Однако узнать, отцепил ли помощник машиниста тепловоз от состава, можно было лишь визиуально. Стоя перед открытой дверью, Стен оглянулся назад. «Так, девчонка до смерти перепугана и будет сидеть тихо как мышь, а машинист? Может, для спокойствия грохнуть его, все равно с открытой раной он долго не протянет? Нет. Минимум полчаса он еще проживет. Да и мне пригодится, чтобы остановить тепловоз. Прыгать с него на такой скорости форменное самоубийство. Так что, старый, живи пока». Диверсант шагнул к машинисту и ребром ладони ударил его в основание черепа. Глаза машиниста закатились, рот приоткрылся, тело начало заваливаться на бок. Но Стен ухватил машиниста за шиворот и, как куль, опустил его на пол кабины. Нанесенный диверсантом удар гарантировал у жертвы потерю сознания, как минимум, на двадцать минут.

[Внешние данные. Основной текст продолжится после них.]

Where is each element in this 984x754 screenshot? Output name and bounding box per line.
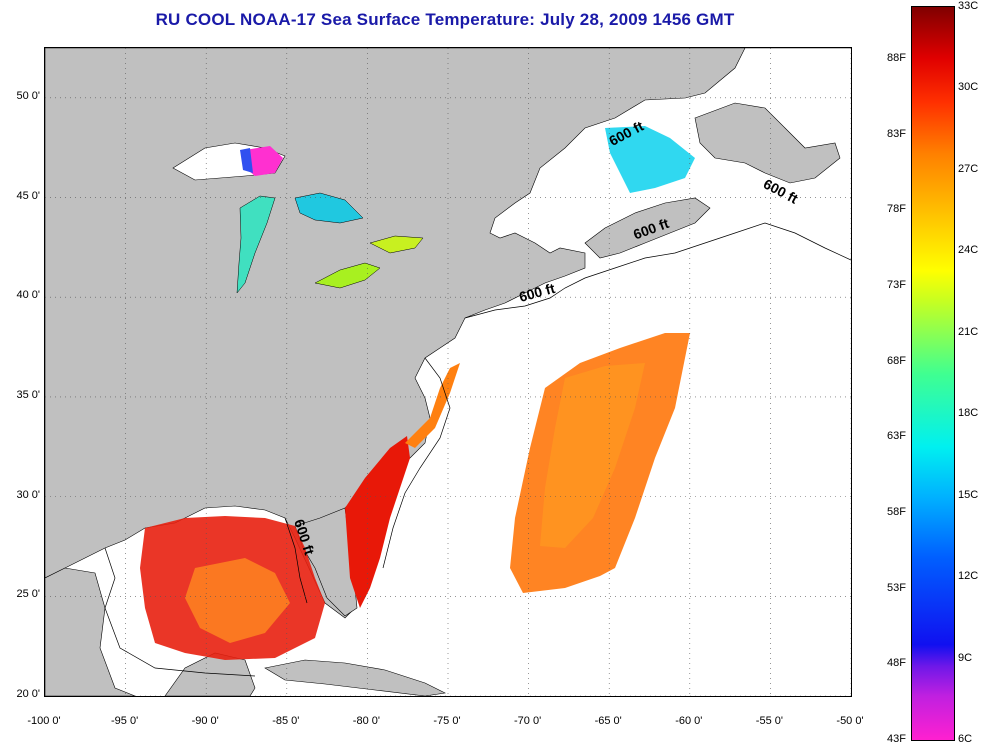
y-tick-label: 40 0' [16, 289, 40, 302]
colorbar-fahrenheit-label: 88F [887, 52, 906, 64]
y-tick-label: 45 0' [16, 189, 40, 202]
x-tick-label: -60 0' [675, 715, 703, 727]
y-tick-label: 35 0' [16, 388, 40, 401]
x-tick-label: -80 0' [352, 715, 380, 727]
map-title: RU COOL NOAA-17 Sea Surface Temperature:… [155, 10, 735, 29]
y-tick-label: 30 0' [16, 488, 40, 501]
colorbar-celsius-label: 21C [958, 325, 979, 338]
colorbar-celsius-label: 18C [958, 407, 979, 420]
land-mexico [45, 567, 136, 696]
colorbar-celsius-label: 30C [958, 81, 979, 94]
x-tick-label: -90 0' [191, 715, 219, 727]
colorbar-fahrenheit-label: 53F [887, 581, 906, 594]
y-tick-label: 50 0' [16, 89, 40, 102]
x-tick-label: -85 0' [272, 715, 300, 727]
y-tick-label: 25 0' [16, 588, 40, 601]
colorbar-fahrenheit-label: 63F [887, 430, 906, 443]
x-tick-label: -55 0' [755, 715, 783, 727]
colorbar-celsius-label: 33C [958, 0, 979, 12]
colorbar-celsius-label: 12C [958, 570, 979, 583]
colorbar-celsius-label: 27C [958, 162, 979, 175]
colorbar-fahrenheit-label: 48F [887, 657, 906, 670]
x-tick-label: -70 0' [514, 715, 542, 727]
land-florida [294, 507, 358, 617]
colorbar-celsius-label: 6C [958, 733, 973, 745]
colorbar-fahrenheit-label: 73F [887, 279, 906, 291]
colorbar-fahrenheit-label: 83F [887, 127, 906, 140]
coastal-sst-orange [405, 363, 460, 448]
gulf-st-lawrence-sst [605, 126, 695, 193]
colorbar-fahrenheit-label: 58F [887, 506, 906, 518]
x-tick-label: -100 0' [27, 715, 61, 727]
depth-contours [104, 222, 851, 677]
colorbar-celsius-label: 24C [958, 244, 979, 257]
temperature-colorbar [911, 6, 955, 741]
y-tick-label: 20 0' [16, 688, 40, 700]
colorbar-fahrenheit-label: 43F [887, 733, 906, 745]
colorbar-fahrenheit-label: 68F [887, 354, 906, 367]
colorbar-celsius-label: 15C [958, 488, 979, 501]
lat-lon-grid [45, 48, 851, 696]
gulf-of-mexico-sst-orange [185, 558, 290, 643]
land-yucatan [164, 652, 256, 696]
sst-map[interactable]: 600 ft 600 ft 600 ft 600 ft 600 ft [44, 47, 852, 697]
land-cuba [264, 659, 446, 696]
lake-superior-sst [243, 146, 283, 176]
land-newfoundland [694, 102, 841, 184]
x-tick-label: -50 0' [836, 715, 864, 727]
lake-superior-sst-blue [240, 148, 253, 173]
land-nova-scotia [584, 197, 711, 259]
x-tick-label: -95 0' [111, 715, 139, 727]
colorbar-celsius-label: 9C [958, 651, 973, 664]
x-tick-label: -65 0' [594, 715, 622, 727]
colorbar-fahrenheit-label: 78F [887, 203, 906, 216]
atlantic-sst-swath-warm [540, 363, 645, 548]
x-tick-label: -75 0' [433, 715, 461, 727]
gulf-stream-sst [345, 436, 410, 608]
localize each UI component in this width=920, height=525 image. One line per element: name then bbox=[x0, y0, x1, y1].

– Тебе тоже приложить? – Стен перевел взгляд на забившуюся в угол девушку.
Юля в ужасе замотала головой.
– Тогда сиди тихо. Я скоро.
Разобравшись с заложницей, Стен вернулся к открытой двери. Ухватившись руками за желоб на крыше, он легко взобрался на тепловоз и чуть не задохнулся от ярости, увидев, что помощник машиниста ничком лежит на тепловозе, обхватив руками его покатую крышу. Диверсант пнул парня ногой, заставив встать и перейти по крыше к краю тепловоза. Но и пройдя по крыше, парень никак не хотел спускаться на сцепку между тепловозом и первым вагоном, и Стену пришлось вновь пригрозить ему пистолетом. Лишь после этого помощник машиниста спустился вниз и принялся расцеплять тормозные шланги. Он довольно быстро справился со шлангами и взялся за сцепной механизм. Стен, оставшись на крыше тепловоза, с нетерпением следил за его движениями.
Перед последним тамбуром головного вагона столпились пассажиры.
– Жива? Нет? Проверьте пульс... – долетели до Кудрявцева их приглушенные голоса.
Евгений бросился вперед, грубо расталкивая оказавшихся на пути людей. Прорвавшись к тамбуру, он увидел лежащую на полу женщину в форме проводницы. Под ее головой растеклась лужа крови. Евгений присел возле нее и приложил палец к сонной артерии. Боль, тисками сжавшая его сердце, отпустила. Под пальцем явственно ощущался пульс. Проводница была жива. Евгений слегка приподнял ее голову и быстро осмотрел рану.
– Ничего серьезного! Содрана кожа, но череп не пробит! – объявил он набившимся в проход пассажирам. – Вынесите ее из тамбура. Устройте в каком-нибудь купе и найдите врача – пусть обработает и перевяжет рану!
Как только пассажиры вынесли тело проводницы и освободили тамбур, Кудрявцев повернул ручку центральной двери тамбура, пытаясь ее открыть, но дверь не поддалась.
– Надо было поискать у проводницы ключ, – заметил за его спиной Бондаренко.
– Обойдемся.
Евгений отступил на шаг от двери и, прицелившись из автомата в дверной замок, нажал на спуск. Короткая очередь вышибла ригель замка и распахнула дверь. А за дверью, прямо на сцепке, соединяющей вагон с тепловозом, Евгений увидел молодого парня в форме железнодорожника. Напуганный выстрелами, парень вздрогнул, дернул за какой-то рычаг и едва не рухнул под колеса поезда. Евгений молниеносно рванулся вперед и, поймав парня за руку, изо всех сил дернул его на себя, втаскивая в вагон. В этот момент откуда-то сверху прогремел выстрел, за ним второй, и сейчас же ответил длинной очередью автомат Бондаренко. Евгений обернулся и увидел, что его друг, зажимая локтем правый бок, палит по тепловозу.
– Там Осокин... На крыше, – через силу произнес он.
Евгений понял, что Бондаренко трудно говорить, и увидел, как его камуфляжный комбинезон на правом боку быстро пропитывается кровью. Он хотел помочь другу, но тот остановил его руку:
– Я в порядке. Достань его... Быстрее. Уходит...
Евгений оглянулся на тепловоз и лишь тогда понял, о чем говорил Бондаренко. Сцепки, соединяющей тепловоз с пассажирскими вагонами, больше не существовало. Между ее разомкнутыми звеньями образовался метровый разрыв, который постепенно увеличивался.
– Помоги моему другу! – крикнул Евгений спасенному помощнику машиниста и, оттолкнувшись ногой от края вагона, прыгнул на тепловоз.